It is well understood that many would recommend Pilates for dancers across all genres. Pilates creates unique, core specific, cross conditioning crucial to a dancer’s range of movement and career longevity through injury prevention. After all, it was dancers who first discovered the benefits of Pilates at Joseph Pilates first Studios in New York and set in motion the Pilates fitness programme we see today.
Many of the industry’s most accomplished Pilates Instructors come from strong dance backgrounds- we can most certainly attest to this with our very own instructors Jade, who trained with the English National Ballet, and Jess , who performed internationally for several years .
One of the most important outcomes Pilates can achieve for a dancer is to teach them how to use their muscles effectively. We often see ballerinas who have larger hamstrings than they should, as they have not effectively been activating their inner thighs and buttock muscles during Plies. What is fantastic about Pilates is that you get the chance to slow right down and focus on the muscle groups that you should be using during each exercise.
The difference between using a Pilates reformer machine and hitting the gym is that the machines at the gym aim to bulk, and often-put strain onto the muscles in order to do so. A reformer machine aims to lengthen and strengthen without bulking, while facilitating the core to stabilize.

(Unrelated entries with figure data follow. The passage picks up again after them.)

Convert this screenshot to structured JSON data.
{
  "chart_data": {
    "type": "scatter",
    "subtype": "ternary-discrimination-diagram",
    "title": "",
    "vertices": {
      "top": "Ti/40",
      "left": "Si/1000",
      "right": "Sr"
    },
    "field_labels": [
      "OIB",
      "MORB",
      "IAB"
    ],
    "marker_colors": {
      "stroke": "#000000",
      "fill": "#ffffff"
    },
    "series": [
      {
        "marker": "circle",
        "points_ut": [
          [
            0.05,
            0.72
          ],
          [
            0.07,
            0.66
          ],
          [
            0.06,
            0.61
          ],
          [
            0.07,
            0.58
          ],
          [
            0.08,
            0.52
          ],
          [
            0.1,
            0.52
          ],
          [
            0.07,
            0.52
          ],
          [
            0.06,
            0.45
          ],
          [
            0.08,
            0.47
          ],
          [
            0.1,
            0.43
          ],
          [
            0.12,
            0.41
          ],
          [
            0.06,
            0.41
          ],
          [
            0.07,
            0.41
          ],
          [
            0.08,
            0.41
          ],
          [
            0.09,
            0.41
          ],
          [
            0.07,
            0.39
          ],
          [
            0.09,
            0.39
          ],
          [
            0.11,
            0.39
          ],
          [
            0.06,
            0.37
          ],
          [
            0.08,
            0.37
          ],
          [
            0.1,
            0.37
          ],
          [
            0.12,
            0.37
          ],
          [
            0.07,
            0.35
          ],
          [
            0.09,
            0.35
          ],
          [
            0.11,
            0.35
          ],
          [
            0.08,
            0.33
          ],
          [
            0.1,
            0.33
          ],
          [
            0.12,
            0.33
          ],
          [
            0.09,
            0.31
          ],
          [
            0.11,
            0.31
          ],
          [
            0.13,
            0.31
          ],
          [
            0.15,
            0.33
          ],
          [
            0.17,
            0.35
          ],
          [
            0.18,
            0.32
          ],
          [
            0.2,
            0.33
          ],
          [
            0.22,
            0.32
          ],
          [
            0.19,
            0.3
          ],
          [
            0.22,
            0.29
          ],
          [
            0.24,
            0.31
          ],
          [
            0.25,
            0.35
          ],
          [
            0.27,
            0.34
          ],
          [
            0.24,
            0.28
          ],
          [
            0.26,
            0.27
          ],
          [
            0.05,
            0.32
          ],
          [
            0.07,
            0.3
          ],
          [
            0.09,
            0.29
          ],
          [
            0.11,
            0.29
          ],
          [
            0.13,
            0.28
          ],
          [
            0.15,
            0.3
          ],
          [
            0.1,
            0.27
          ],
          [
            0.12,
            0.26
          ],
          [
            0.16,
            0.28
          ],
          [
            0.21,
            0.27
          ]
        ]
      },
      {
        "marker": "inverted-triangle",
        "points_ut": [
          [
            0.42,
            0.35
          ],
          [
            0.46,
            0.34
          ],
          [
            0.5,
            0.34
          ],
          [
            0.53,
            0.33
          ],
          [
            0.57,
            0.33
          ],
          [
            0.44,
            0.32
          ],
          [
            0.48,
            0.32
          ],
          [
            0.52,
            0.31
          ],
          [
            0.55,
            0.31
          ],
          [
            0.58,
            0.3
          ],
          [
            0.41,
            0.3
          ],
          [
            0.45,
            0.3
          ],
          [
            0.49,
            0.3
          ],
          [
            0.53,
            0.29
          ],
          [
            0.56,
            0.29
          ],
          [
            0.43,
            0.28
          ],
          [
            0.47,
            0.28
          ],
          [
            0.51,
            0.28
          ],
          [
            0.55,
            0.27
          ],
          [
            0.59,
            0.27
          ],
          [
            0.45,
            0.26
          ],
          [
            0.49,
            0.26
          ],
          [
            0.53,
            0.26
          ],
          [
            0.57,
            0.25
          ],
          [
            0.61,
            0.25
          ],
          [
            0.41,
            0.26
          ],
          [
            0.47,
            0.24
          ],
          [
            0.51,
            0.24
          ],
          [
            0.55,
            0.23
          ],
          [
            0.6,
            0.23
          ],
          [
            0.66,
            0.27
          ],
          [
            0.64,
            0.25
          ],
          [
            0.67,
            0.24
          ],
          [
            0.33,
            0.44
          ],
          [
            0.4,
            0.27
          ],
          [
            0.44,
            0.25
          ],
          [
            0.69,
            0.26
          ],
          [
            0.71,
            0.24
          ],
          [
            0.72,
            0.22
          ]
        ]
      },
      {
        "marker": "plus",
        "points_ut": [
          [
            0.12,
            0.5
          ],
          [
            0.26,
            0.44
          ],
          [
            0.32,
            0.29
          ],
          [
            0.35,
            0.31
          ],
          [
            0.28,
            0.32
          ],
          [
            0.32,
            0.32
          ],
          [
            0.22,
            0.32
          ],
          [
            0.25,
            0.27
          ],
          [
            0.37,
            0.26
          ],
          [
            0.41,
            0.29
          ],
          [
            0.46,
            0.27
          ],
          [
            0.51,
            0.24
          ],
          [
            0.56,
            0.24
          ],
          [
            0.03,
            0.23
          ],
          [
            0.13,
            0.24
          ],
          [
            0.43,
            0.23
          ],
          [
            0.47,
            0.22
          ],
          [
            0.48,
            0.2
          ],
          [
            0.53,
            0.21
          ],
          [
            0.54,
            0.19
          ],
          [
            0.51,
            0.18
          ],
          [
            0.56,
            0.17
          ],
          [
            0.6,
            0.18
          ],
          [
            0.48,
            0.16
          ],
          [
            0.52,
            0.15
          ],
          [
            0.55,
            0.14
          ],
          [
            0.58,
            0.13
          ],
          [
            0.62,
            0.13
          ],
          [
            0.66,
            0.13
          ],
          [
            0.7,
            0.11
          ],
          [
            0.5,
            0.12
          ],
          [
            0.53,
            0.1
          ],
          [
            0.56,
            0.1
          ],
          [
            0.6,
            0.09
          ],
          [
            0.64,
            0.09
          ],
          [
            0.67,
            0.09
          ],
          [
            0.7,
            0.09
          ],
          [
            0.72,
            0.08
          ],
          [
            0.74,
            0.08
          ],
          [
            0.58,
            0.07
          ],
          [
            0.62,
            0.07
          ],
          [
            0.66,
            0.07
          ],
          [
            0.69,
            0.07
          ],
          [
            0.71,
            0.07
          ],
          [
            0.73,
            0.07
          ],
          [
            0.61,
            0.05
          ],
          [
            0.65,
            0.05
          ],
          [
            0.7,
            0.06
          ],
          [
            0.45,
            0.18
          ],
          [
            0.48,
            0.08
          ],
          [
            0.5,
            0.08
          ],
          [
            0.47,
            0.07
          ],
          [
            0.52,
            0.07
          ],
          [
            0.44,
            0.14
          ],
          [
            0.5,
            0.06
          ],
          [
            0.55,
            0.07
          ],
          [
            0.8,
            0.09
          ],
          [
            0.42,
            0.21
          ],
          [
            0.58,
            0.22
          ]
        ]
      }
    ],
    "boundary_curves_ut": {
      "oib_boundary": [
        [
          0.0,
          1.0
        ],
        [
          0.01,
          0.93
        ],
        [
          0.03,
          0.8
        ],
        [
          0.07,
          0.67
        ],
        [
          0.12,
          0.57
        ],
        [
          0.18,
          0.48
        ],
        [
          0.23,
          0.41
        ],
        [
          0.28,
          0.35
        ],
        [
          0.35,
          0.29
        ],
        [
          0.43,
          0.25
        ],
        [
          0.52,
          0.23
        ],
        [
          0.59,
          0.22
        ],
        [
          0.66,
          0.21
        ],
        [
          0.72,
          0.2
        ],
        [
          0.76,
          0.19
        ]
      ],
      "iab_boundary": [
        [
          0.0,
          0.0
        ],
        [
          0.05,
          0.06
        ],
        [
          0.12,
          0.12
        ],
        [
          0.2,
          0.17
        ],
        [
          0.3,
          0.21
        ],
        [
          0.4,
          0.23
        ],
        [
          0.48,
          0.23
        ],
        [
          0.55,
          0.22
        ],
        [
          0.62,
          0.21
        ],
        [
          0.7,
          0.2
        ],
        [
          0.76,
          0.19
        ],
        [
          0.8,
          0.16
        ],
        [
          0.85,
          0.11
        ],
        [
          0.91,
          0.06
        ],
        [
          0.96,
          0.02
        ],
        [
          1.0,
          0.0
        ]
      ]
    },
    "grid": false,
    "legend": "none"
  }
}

A regular, targeted Pilates workout will strengthen and stabilize a dancer, as well as improve technique. Learning to activate your deep abdominal muscles is a lot easier when you take the time in a Pilates class to visualise it, rather than having to concentrate on having soft ballet hands, lowered shoulders, slightly bent elbows etc during ballet Barre.
Learning to use specific muscles such as your deep abdominals and hip stabilising muscles allows a dancer to gain a stronger understanding of their body, and use it in different ways, for example by relaxing their hamstrings and utilizing their inner thighs during plies to achieve a deeper bend.
Let’s not forget the role Pilates plays in injury prevention. Using your muscles in a balanced way greatly reduces stress and strain on joints especially ankles, knees and hips in dancers. Have you or someone you know suffered from a recurring muscle strain? Pilates’ focus on strengthening AND lengthening trains muscles to be strong in all positions and under varying loads preventing injuries.
We are enormously proud to be continuing the passion of Mr Joseph Pilates in working side by side with dances to achieve their goals and move beyond their expectations!